漢方の場合、ガン細胞よりも自分の免疫力を強くしてあげることでガンを抑えるという考え方ですので、体力の落ちてしまった犬に副作用などの体の負担をかけずに対処していくことができます。
漢方薬治療の良いところは、元気が衰えることなくガンの痛みも抑えて、最期までQOLを下げることなく生活を送れることだといいます。
実際、延命できているケースもありますし、亡くなるとしても穏やかに最期を迎えられているようです。

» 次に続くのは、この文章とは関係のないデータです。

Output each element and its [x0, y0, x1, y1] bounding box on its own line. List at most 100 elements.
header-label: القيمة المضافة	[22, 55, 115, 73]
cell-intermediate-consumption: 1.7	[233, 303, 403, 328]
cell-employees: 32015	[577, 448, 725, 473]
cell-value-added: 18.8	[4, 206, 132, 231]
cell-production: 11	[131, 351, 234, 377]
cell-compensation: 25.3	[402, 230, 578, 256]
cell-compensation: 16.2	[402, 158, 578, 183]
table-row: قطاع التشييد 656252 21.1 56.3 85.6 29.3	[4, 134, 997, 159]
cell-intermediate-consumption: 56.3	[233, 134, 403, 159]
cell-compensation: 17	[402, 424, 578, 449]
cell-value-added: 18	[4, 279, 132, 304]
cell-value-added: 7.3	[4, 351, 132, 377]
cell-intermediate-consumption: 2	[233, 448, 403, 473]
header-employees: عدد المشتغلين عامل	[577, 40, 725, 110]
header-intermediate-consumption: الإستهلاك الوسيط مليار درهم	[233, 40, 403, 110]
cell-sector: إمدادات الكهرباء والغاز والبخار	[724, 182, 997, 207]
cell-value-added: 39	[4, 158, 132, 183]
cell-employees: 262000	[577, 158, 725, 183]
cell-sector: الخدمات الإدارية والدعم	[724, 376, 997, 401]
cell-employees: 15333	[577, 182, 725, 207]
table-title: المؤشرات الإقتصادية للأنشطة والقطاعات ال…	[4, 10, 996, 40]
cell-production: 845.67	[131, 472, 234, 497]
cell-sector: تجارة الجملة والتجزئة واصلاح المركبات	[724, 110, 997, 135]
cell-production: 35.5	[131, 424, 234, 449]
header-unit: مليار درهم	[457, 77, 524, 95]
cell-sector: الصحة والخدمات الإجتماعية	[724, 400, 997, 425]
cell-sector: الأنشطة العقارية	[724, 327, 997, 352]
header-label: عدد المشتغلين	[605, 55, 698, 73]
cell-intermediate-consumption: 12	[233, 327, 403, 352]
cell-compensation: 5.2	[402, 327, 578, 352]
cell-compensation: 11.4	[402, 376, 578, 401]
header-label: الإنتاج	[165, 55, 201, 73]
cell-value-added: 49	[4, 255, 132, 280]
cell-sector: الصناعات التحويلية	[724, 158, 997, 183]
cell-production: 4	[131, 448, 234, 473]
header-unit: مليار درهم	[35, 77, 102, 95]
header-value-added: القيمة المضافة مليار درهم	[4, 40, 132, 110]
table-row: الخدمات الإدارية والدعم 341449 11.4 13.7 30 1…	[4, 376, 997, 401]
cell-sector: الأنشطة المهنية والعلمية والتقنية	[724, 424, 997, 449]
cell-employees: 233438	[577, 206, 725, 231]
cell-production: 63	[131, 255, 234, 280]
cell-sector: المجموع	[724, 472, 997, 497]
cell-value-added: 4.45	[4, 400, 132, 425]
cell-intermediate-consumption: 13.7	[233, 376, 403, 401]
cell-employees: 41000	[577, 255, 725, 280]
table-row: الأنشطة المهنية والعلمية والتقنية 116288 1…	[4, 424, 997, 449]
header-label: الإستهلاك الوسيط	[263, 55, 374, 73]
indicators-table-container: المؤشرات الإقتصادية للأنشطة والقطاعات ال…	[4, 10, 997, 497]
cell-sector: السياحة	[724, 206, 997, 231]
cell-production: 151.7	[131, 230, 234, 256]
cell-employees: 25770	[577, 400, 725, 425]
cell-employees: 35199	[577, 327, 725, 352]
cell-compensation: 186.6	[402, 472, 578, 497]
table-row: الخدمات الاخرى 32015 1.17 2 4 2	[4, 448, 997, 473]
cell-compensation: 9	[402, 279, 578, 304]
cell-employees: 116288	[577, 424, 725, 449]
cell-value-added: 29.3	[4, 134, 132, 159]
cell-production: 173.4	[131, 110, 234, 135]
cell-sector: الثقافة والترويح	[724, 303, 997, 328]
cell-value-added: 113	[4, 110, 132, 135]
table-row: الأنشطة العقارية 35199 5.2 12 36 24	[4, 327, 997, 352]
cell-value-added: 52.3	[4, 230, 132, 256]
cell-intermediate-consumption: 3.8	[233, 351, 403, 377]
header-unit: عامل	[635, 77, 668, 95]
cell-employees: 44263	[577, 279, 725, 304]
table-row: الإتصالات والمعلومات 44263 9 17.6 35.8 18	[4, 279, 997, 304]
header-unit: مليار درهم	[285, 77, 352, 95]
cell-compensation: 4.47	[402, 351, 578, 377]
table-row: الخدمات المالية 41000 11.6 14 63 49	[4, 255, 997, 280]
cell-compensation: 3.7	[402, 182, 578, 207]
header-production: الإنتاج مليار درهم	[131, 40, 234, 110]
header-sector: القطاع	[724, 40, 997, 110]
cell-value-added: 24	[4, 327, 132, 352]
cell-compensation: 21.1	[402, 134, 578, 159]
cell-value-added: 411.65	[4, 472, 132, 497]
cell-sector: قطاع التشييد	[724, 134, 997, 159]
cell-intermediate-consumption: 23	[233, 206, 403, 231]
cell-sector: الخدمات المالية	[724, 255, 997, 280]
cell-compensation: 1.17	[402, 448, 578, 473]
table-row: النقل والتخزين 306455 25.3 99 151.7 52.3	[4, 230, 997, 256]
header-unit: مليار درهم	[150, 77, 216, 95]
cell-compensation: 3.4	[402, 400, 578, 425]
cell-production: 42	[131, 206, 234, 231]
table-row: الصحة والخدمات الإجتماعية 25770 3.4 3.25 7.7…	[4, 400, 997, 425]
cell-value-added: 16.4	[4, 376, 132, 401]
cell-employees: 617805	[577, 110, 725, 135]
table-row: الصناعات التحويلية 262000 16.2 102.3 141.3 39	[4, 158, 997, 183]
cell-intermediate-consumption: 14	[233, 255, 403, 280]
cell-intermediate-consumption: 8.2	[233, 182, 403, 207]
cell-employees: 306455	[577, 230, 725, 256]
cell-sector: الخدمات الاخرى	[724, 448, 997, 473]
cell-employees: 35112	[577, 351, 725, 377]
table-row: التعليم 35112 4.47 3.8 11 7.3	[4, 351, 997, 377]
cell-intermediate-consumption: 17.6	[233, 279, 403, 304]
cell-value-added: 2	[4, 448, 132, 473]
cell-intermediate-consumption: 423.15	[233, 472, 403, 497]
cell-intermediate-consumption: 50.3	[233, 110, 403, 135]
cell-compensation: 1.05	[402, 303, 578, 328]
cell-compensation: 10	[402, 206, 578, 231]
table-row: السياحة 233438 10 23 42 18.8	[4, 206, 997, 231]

犬のガンには、アガリスクやメシマコブという漢方が効果があるといいますが、その子の体質などもありますので専門医に相談することをおすすめします。
最後に、ペットのガン治療にかかる費用について…
愛犬のためになんとかしてあげたいけど、費用面の心配もあるともいます。
ペットに対しては保険が効かないため、全額実費負担となります。
一般的にいわれているガン治療の費用を調べてみましたので、ご参照下さい。
- 外科治療(切除術) 数万~数十万円
- 抗がん剤治療 2~4万/回
- 放射線治療 1~5万/回 (週5回の4週間で20回というのが一般的なようです)
- 免疫療法 3~6万/回
- 入院費 2000~5000/日
犬の、「人権」ならぬ「犬権」も、だいぶ考えられてきているのですね。
ワンコたちが家族の一員だと認められてきているという証拠でしょう。
いざという時には、ワンコにとってのベストな状態をとってあげたいものです。